With the CrossFit Open 2016 upon us we are learning a lot about our strengths and weaknesses ( well I know I am) . We are challenging ourselves and getting to see the progress we have made , some of which we may not have given ourselves credit for till we went outside our comfort zone and competed in this world wide competition .
After open wod 16.1 from all the posts I read and conversations I had with other athletes the biggest surprise seemed to be the overhead lunges and the effect they had on their shoulders. Glaring scapular strength and instability issues came to light. For me this was no surprise as this is an area I struggle with and I am actively working on. Through exercises and side work programmed for me by my coach at CrossFit Perpetua , I am seeing great progress in this area that is translating into all aspects of my upper body strength and overhead stability .
People new to CrossFit and training (myself included) often overdevelop the upper traps . While these are important for moving big weight and will be of benefit , if you want healthy, pain free, strong, unimpeded shoulders there are a lot more muscles that need to be in balance!
An often overlooked muscle is the lower trap, which is very important to overall scapular stability. If you want to improve overhead strength and stability along with pulling, pressing and pushing then get those lower traps healthy and strong! This will also help to stop overloading the rotator cuff muscles (an all too common issue that I myself have suffered from too ).
Everyone should be doing shoulder mobility and stability work even if you have yet to encounter a shoulder pain or issue. Prevention is better than cure as they say!
I recommend that all athletes discuss this with their coach and ask them if they can recommend some exercises or side work that will help to develop scapular strength & stability along with range of motion.
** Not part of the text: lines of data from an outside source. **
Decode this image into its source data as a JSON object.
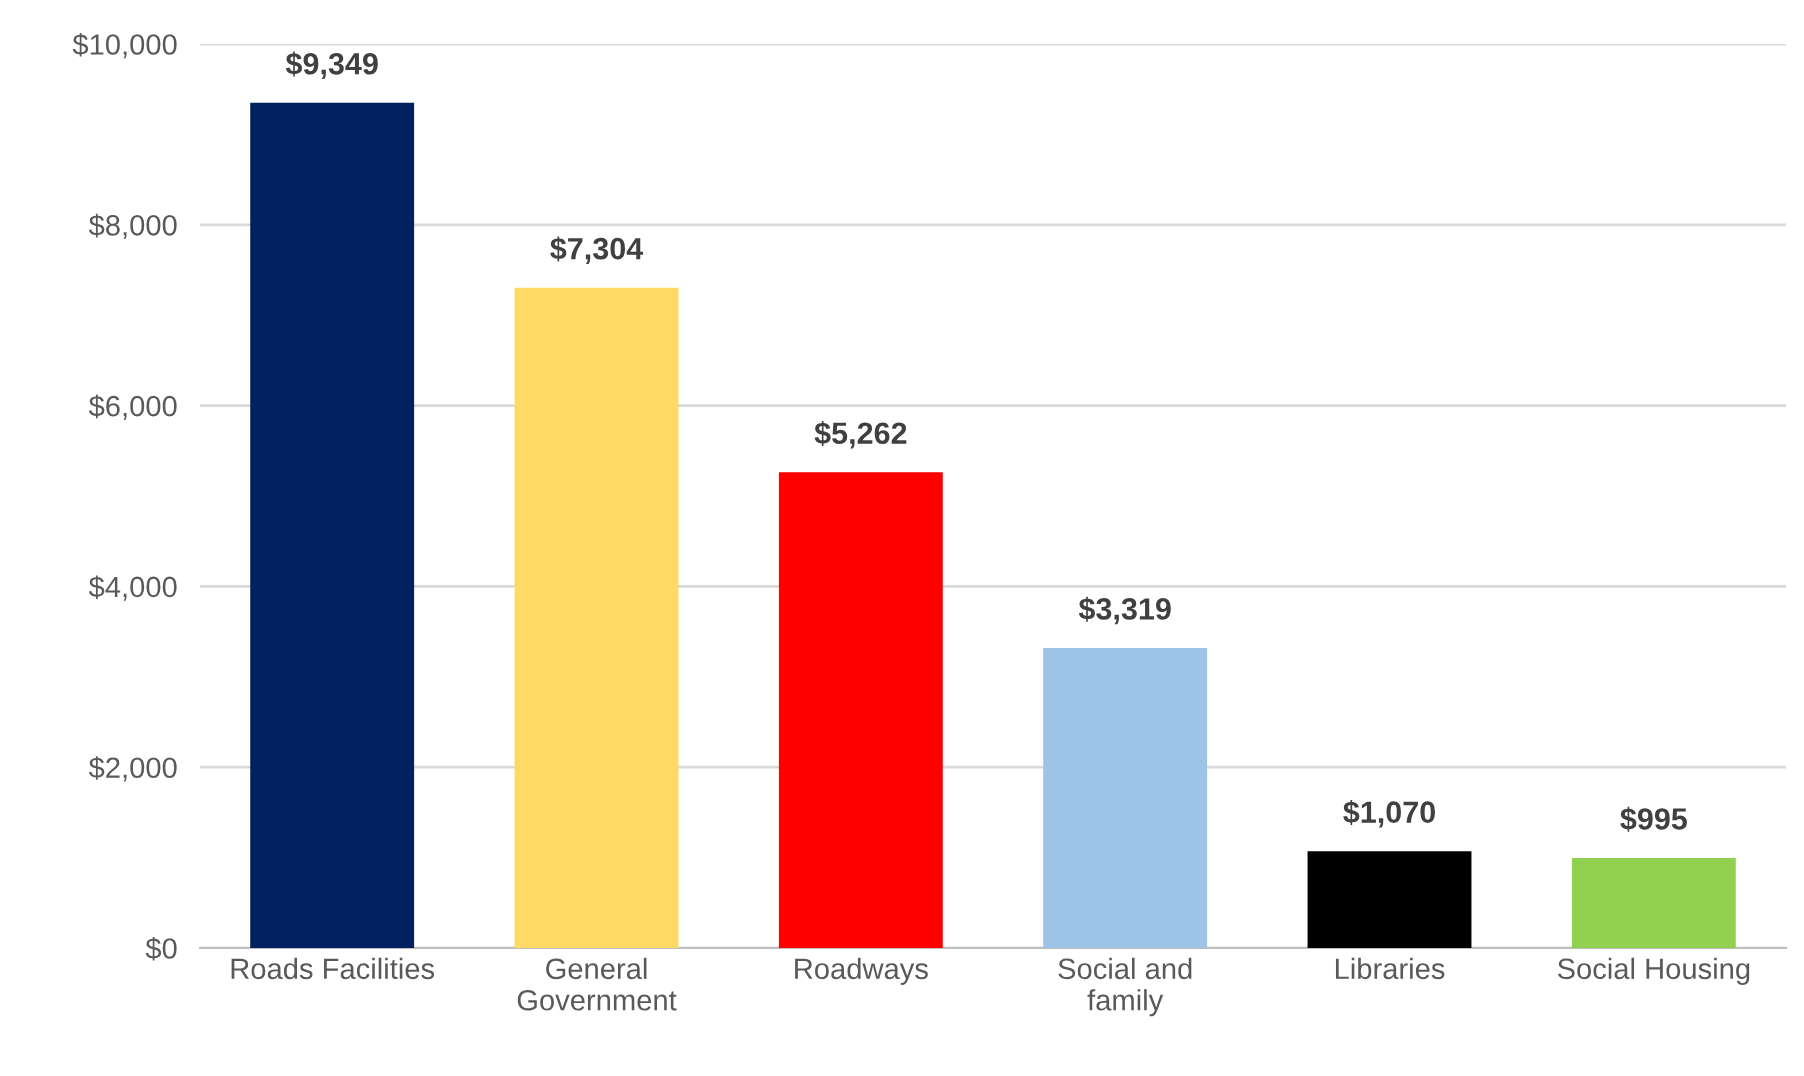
{
  "chart_data": {
    "type": "bar",
    "categories": [
      "Roads Facilities",
      "General\nGovernment",
      "Roadways",
      "Social and\nfamily",
      "Libraries",
      "Social Housing"
    ],
    "values": [
      9349,
      7304,
      5262,
      3319,
      1070,
      995
    ],
    "colors": [
      "#002060",
      "#ffd966",
      "#ff0000",
      "#9dc3e6",
      "#000000",
      "#92d050"
    ],
    "value_labels": [
      "$9,349",
      "$7,304",
      "$5,262",
      "$3,319",
      "$1,070",
      "$995"
    ],
    "ylim": [
      0,
      10000
    ],
    "yticks": [
      {
        "value": 0,
        "label": "$0"
      },
      {
        "value": 2000,
        "label": "$2,000"
      },
      {
        "value": 4000,
        "label": "$4,000"
      },
      {
        "value": 6000,
        "label": "$6,000"
      },
      {
        "value": 8000,
        "label": "$8,000"
      },
      {
        "value": 10000,
        "label": "$10,000"
      }
    ],
    "grid": "y",
    "legend": false
  }
}
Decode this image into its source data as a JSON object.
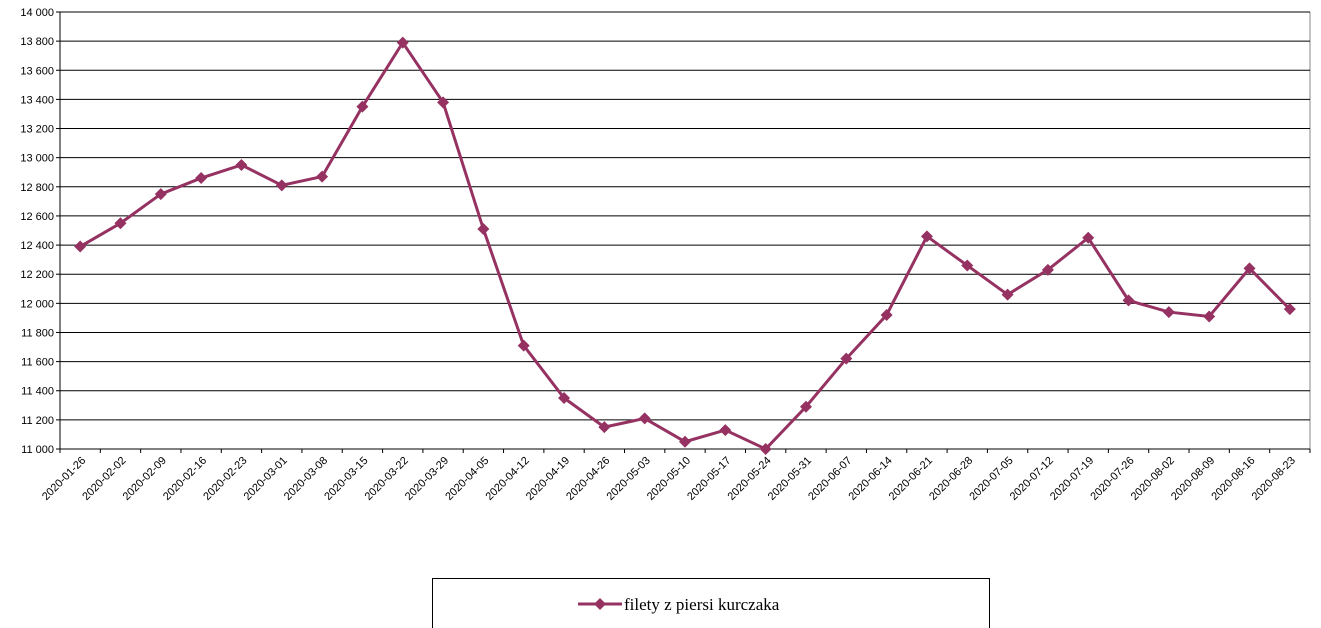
{
  "chart_data": {
    "type": "line",
    "categories": [
      "2020-01-26",
      "2020-02-02",
      "2020-02-09",
      "2020-02-16",
      "2020-02-23",
      "2020-03-01",
      "2020-03-08",
      "2020-03-15",
      "2020-03-22",
      "2020-03-29",
      "2020-04-05",
      "2020-04-12",
      "2020-04-19",
      "2020-04-26",
      "2020-05-03",
      "2020-05-10",
      "2020-05-17",
      "2020-05-24",
      "2020-05-31",
      "2020-06-07",
      "2020-06-14",
      "2020-06-21",
      "2020-06-28",
      "2020-07-05",
      "2020-07-12",
      "2020-07-19",
      "2020-07-26",
      "2020-08-02",
      "2020-08-09",
      "2020-08-16",
      "2020-08-23"
    ],
    "series": [
      {
        "name": "filety z piersi kurczaka",
        "color": "#953262",
        "values": [
          12390,
          12550,
          12750,
          12860,
          12950,
          12810,
          12870,
          13350,
          13790,
          13380,
          12510,
          11710,
          11350,
          11150,
          11210,
          11050,
          11130,
          11000,
          11290,
          11620,
          11920,
          12460,
          12260,
          12060,
          12230,
          12450,
          12020,
          11940,
          11910,
          12240,
          11960
        ]
      }
    ],
    "ylim": [
      11000,
      14000
    ],
    "yticks": [
      {
        "value": 11000,
        "label": "11 000"
      },
      {
        "value": 11200,
        "label": "11 200"
      },
      {
        "value": 11400,
        "label": "11 400"
      },
      {
        "value": 11600,
        "label": "11 600"
      },
      {
        "value": 11800,
        "label": "11 800"
      },
      {
        "value": 12000,
        "label": "12 000"
      },
      {
        "value": 12200,
        "label": "12 200"
      },
      {
        "value": 12400,
        "label": "12 400"
      },
      {
        "value": 12600,
        "label": "12 600"
      },
      {
        "value": 12800,
        "label": "12 800"
      },
      {
        "value": 13000,
        "label": "13 000"
      },
      {
        "value": 13200,
        "label": "13 200"
      },
      {
        "value": 13400,
        "label": "13 400"
      },
      {
        "value": 13600,
        "label": "13 600"
      },
      {
        "value": 13800,
        "label": "13 800"
      },
      {
        "value": 14000,
        "label": "14 000"
      }
    ],
    "grid": true,
    "legend": "bottom"
  }
}
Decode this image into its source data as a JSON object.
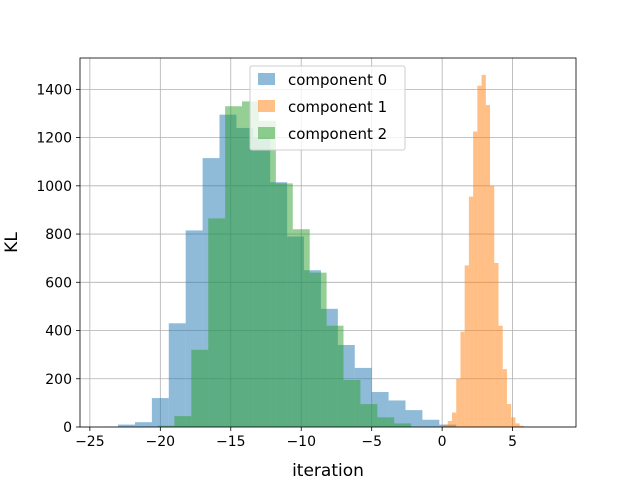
{
  "chart_data": {
    "type": "histogram",
    "title": "",
    "xlabel": "iteration",
    "ylabel": "KL",
    "xlim": [
      -25.7,
      9.5
    ],
    "ylim": [
      0,
      1530
    ],
    "xticks": [
      -25,
      -20,
      -15,
      -10,
      -5,
      0,
      5
    ],
    "xtick_labels": [
      "−25",
      "−20",
      "−15",
      "−10",
      "−5",
      "0",
      "5"
    ],
    "yticks": [
      0,
      200,
      400,
      600,
      800,
      1000,
      1200,
      1400
    ],
    "ytick_labels": [
      "0",
      "200",
      "400",
      "600",
      "800",
      "1000",
      "1200",
      "1400"
    ],
    "grid": true,
    "legend_position": "top-center",
    "series": [
      {
        "name": "component 0",
        "color": "#1f77b4",
        "opacity": 0.5,
        "bin_edges": [
          -24.2,
          -23.0,
          -21.8,
          -20.6,
          -19.4,
          -18.2,
          -17.0,
          -15.8,
          -14.6,
          -13.4,
          -12.2,
          -11.0,
          -9.8,
          -8.6,
          -7.4,
          -6.2,
          -5.0,
          -3.8,
          -2.6,
          -1.4,
          -0.2,
          1.0
        ],
        "counts": [
          2,
          10,
          20,
          120,
          430,
          815,
          1115,
          1295,
          1240,
          1200,
          1015,
          790,
          650,
          490,
          340,
          245,
          145,
          110,
          70,
          30,
          10
        ]
      },
      {
        "name": "component 1",
        "color": "#ff7f0e",
        "opacity": 0.5,
        "bin_edges": [
          0.1,
          0.4,
          0.7,
          1.0,
          1.3,
          1.6,
          1.9,
          2.2,
          2.5,
          2.8,
          3.1,
          3.4,
          3.7,
          4.0,
          4.3,
          4.6,
          4.9,
          5.2,
          5.5,
          5.8
        ],
        "counts": [
          10,
          25,
          60,
          200,
          395,
          670,
          955,
          1225,
          1415,
          1460,
          1335,
          1000,
          680,
          420,
          240,
          95,
          40,
          15,
          5
        ]
      },
      {
        "name": "component 2",
        "color": "#2ca02c",
        "opacity": 0.5,
        "bin_edges": [
          -20.2,
          -19.0,
          -17.8,
          -16.6,
          -15.4,
          -14.2,
          -13.0,
          -11.8,
          -10.6,
          -9.4,
          -8.2,
          -7.0,
          -5.8,
          -4.6,
          -3.4,
          -2.2
        ],
        "counts": [
          5,
          45,
          320,
          865,
          1330,
          1350,
          1270,
          1010,
          820,
          640,
          420,
          195,
          95,
          40,
          15
        ]
      }
    ]
  }
}
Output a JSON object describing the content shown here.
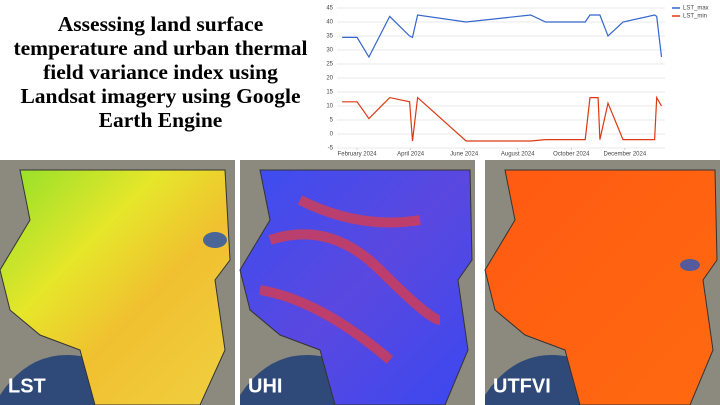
{
  "header": {
    "title": "Assessing land surface temperature and urban thermal field variance index using Landsat imagery using Google Earth Engine"
  },
  "chart_data": {
    "type": "line",
    "x": [
      1.44,
      2.0,
      2.44,
      3.22,
      3.96,
      4.07,
      4.26,
      6.07,
      8.48,
      9.04,
      10.52,
      10.7,
      11.0,
      11.07,
      11.37,
      11.93,
      13.11,
      13.19,
      13.37
    ],
    "series": [
      {
        "name": "LST_max",
        "color": "#3366cc",
        "values": [
          34.5,
          34.5,
          27.5,
          42,
          35,
          34.5,
          42.5,
          40,
          42.5,
          40,
          40,
          42.5,
          42.5,
          42.5,
          35,
          40,
          42.5,
          42,
          27.5
        ]
      },
      {
        "name": "LST_min",
        "color": "#dc3912",
        "values": [
          11.5,
          11.5,
          5.5,
          13,
          11.5,
          -2.5,
          13,
          -2.5,
          -2.5,
          -2,
          -2,
          13,
          13,
          -2,
          11,
          -2,
          -2,
          13,
          10
        ]
      }
    ],
    "xlim": [
      1.25,
      13.5
    ],
    "xticks": [
      {
        "value": 2,
        "label": "February 2024"
      },
      {
        "value": 4,
        "label": "April 2024"
      },
      {
        "value": 6,
        "label": "June 2024"
      },
      {
        "value": 8,
        "label": "August 2024"
      },
      {
        "value": 10,
        "label": "October 2024"
      },
      {
        "value": 12,
        "label": "December 2024"
      }
    ],
    "ylim": [
      -5,
      45
    ],
    "yticks": [
      -5,
      0,
      5,
      10,
      15,
      20,
      25,
      30,
      35,
      40,
      45
    ],
    "grid": true,
    "legend": "top-right"
  },
  "panels": [
    {
      "label": "LST"
    },
    {
      "label": "UHI"
    },
    {
      "label": "UTFVI"
    }
  ]
}
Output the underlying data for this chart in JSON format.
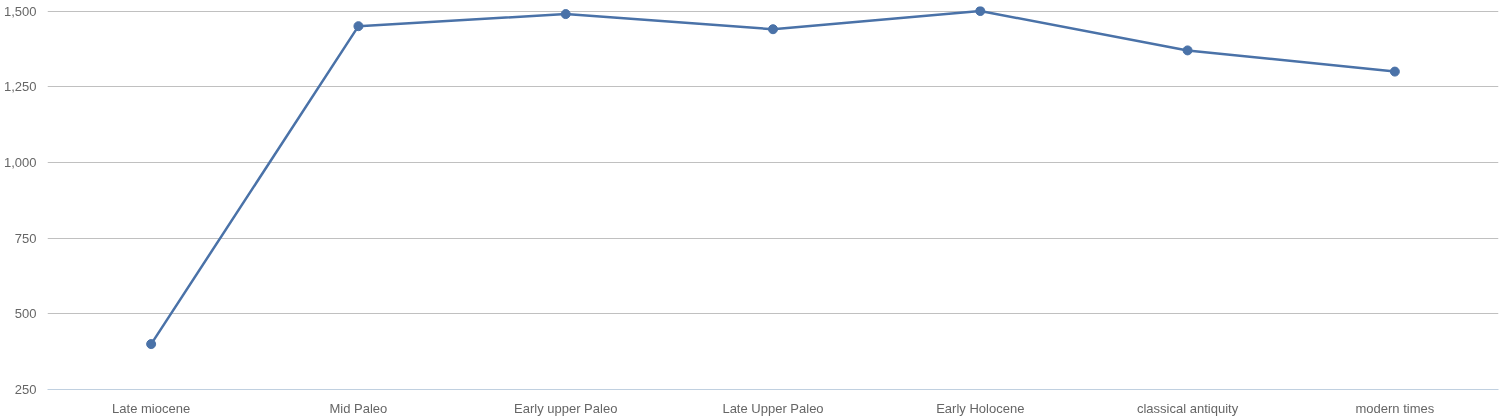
{
  "chart_data": {
    "type": "line",
    "categories": [
      "Late miocene",
      "Mid Paleo",
      "Early upper Paleo",
      "Late Upper Paleo",
      "Early Holocene",
      "classical antiquity",
      "modern times"
    ],
    "series": [
      {
        "color": "#4a72a8",
        "values": [
          400,
          1450,
          1490,
          1440,
          1500,
          1370,
          1300
        ]
      }
    ],
    "ylim": [
      250,
      1500
    ],
    "yticks": [
      {
        "value": 250,
        "label": "250"
      },
      {
        "value": 500,
        "label": "500"
      },
      {
        "value": 750,
        "label": "750"
      },
      {
        "value": 1000,
        "label": "1,000"
      },
      {
        "value": 1250,
        "label": "1,250"
      },
      {
        "value": 1500,
        "label": "1,500"
      }
    ],
    "grid": "y",
    "marker": "circle",
    "line_style": "solid"
  }
}
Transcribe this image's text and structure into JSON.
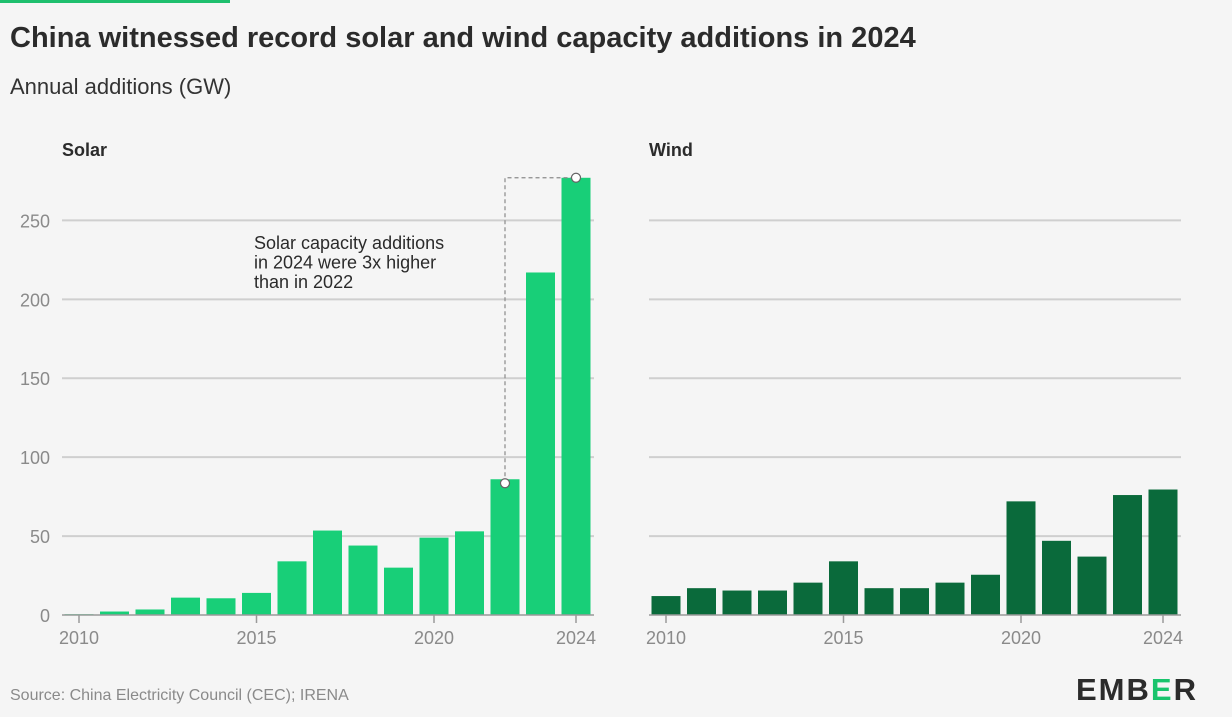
{
  "title": "China witnessed record solar and wind capacity additions in 2024",
  "subtitle": "Annual additions (GW)",
  "source": "Source: China Electricity Council (CEC); IRENA",
  "logo": {
    "pre": "EMB",
    "mark": "E",
    "post": "R"
  },
  "colors": {
    "solar": "#18cf78",
    "wind": "#0a6a3b",
    "grid": "#cfcfcf",
    "axis_text": "#8a8a8a",
    "accent": "#1fbf6e"
  },
  "chart_data": [
    {
      "type": "bar",
      "panel_label": "Solar",
      "x": [
        2010,
        2011,
        2012,
        2013,
        2014,
        2015,
        2016,
        2017,
        2018,
        2019,
        2020,
        2021,
        2022,
        2023,
        2024
      ],
      "values": [
        0.5,
        2.2,
        3.5,
        11,
        10.6,
        14,
        34,
        53.5,
        44,
        30,
        49,
        53,
        86,
        217,
        277
      ],
      "ylim": [
        0,
        277
      ],
      "y_ticks": [
        0,
        50,
        100,
        150,
        200,
        250
      ],
      "x_ticks": [
        2010,
        2015,
        2020,
        2024
      ],
      "grid": true,
      "annotation": {
        "lines": [
          "Solar capacity additions",
          "in 2024 were 3x higher",
          "than in 2022"
        ],
        "from_x": 2022,
        "to_x": 2024
      }
    },
    {
      "type": "bar",
      "panel_label": "Wind",
      "x": [
        2010,
        2011,
        2012,
        2013,
        2014,
        2015,
        2016,
        2017,
        2018,
        2019,
        2020,
        2021,
        2022,
        2023,
        2024
      ],
      "values": [
        12,
        17,
        15.5,
        15.5,
        20.5,
        34,
        17,
        17,
        20.5,
        25.5,
        72,
        47,
        37,
        76,
        79.5
      ],
      "ylim": [
        0,
        277
      ],
      "y_ticks": [
        0,
        50,
        100,
        150,
        200,
        250
      ],
      "x_ticks": [
        2010,
        2015,
        2020,
        2024
      ],
      "grid": true
    }
  ]
}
It may not be as exciting as those big lifts or intense workouts but mark my words if you want to progress, give the time to building strength and working mobility. This will prevent injuries and hitting numerous brick walls in your progress.
With this in mind here are some of the exercises I do to work my lower traps and improve my scapular strength and stability.
SCAP PUSH UP
Get in the push-up position: straight arms, tight core, and straight legs. Retract your scapula, and then protract it. (Tighten your shoulder blades, and then spread them apart.) Keep your arms straight the whole time. Range of motion will be extremely short in this exercise.
SCAP PULL UP
Set up on a pull up bar with arms at full extension. Without flexing your elbows, pull your shoulder blades together. You should rise several inches as the scapula are pulled together. Hold, then return and repeat.
Using an elevated bench lay down on one side, you can lean Grab a dumbbell/plate in your hand and let hang down in front of body off the bench. Palm should be turned toward body and arm straight. This is the starting position.
Initiate the movement with scap retraction raising the dumbbell up until is above your shoulder. Pause, then lower dumbbell back down slowly to starting position.
BAND PULL APARTS
Begin with your arms extended straight out in front of you, holding the band with both hands. Initiate the movement by moving your hands out laterally to your sides. Keep your elbows extended as you perform the movement, bringing the band to your chest. Ensure that you keep your shoulders back during the exercise. Pause as you complete the movement, returning to the starting position under control.
NO MONEY DRILL
Stand up tall hold the band between each hand with the elbows at the side and bent to 90 degrees. Keep the palms facing up and the thumbs pointed out. Retract the shoulder blades and pull the band apart, trying to keep the elbows close to the body. Return slowly to the starting position.
This is just a small selection of many exercises that can help. Talk to your coach about which are best for you to start with and they can set you rep schemes, band strengths, weights and tempos to suit your ability and specific needs.